Die sind zumindest im Amateurbereich nicht sinnvoll, weil sehr schwer. Dazu sollte es schon ein Octocopter mit acht Rotoren sein, der das hohe Kameragewicht tragen kann und eine akzeptable Flugzeit ermöglicht. Drohnen mit Spezial- oder Spiegelreflexkameras sind ob der Preise dieser Fluggeräte nur etwas für den Profi-Bereich. Der Arbeitsbereich von Berufs-Fotografen ist sehr vielfältig, entsprechend hoch spezialisiert kann die Fotodrohne sein, Preise von bis zu 40.000 Euro sind da keine Seltenheit. Doch für Auftraggeber ist diese Art der Fotografie und des Filmens immer noch bei weitem günstiger als das Anmieten einer Cessna oder eines Hubschraubers.

 

Rechtliches rund um das Fotografieren und Filmen mit Drohnen

Generell kannst Du Dich mit einer Drohne nicht mal eben in den Park gehen und einfach loslegen. Wer nach den neuen Regeln von 2017 wann und wo überhaupt eine Drohne aufsteigen lassen darf, findest Du in unserem Artikel Drohnen-Recht: Neuerungen 2017 unter der Lupe. Neben den allgemeinen Vorschriften gibt es beim Einsatz von Fotodrohnen weitere rechtliche Fallstricke, die Du unbedingt umgehen solltest.

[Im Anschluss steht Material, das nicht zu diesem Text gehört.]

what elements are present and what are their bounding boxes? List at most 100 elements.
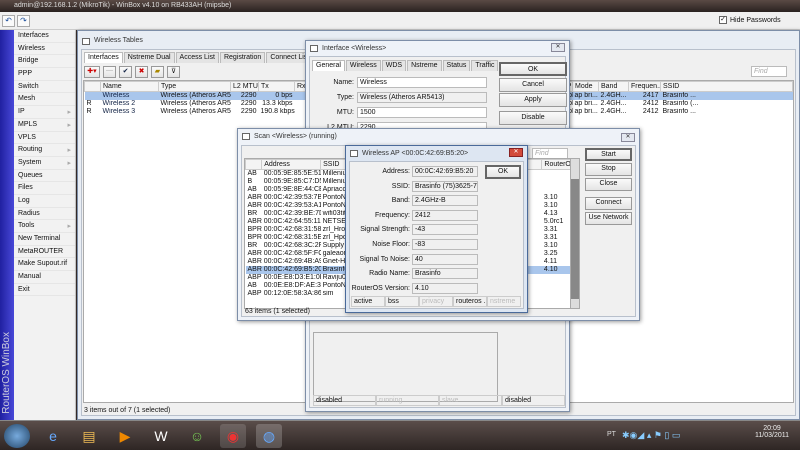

Du musst die Privatsphäre respektieren, wie sie im Grundgesetz Art.1 Abs. 1 und Art.2, Abs.1 festgelegt ist. Demgemäß darfst Du nicht in den Privatbereich fremder Personen eindringen. Nur das, was von der Straße aus einsehbar ist, kannst Du aufnehmen. Du darfst Deine Fotodrohne also ohne Genehmigung nicht über das Nachbargrundstück fliegen lassen, auch im freien Raum sind Personenaufnehmen fast immer grenzwertig und ein heikles Thema.

Auch urheberrechtlich geschützte Bauwerke kannst Du nicht einfach so ablichten und Dich dabei auf die Panoramafreiheit berufen. Diese nämlich gilt nur für das, was ein Fußgänger von der Straße aus erkennen kann. Du solltest also im Zweifelsfall solche Aufnahmen nicht veröffentlichen, auch nicht in den sozialen Medien.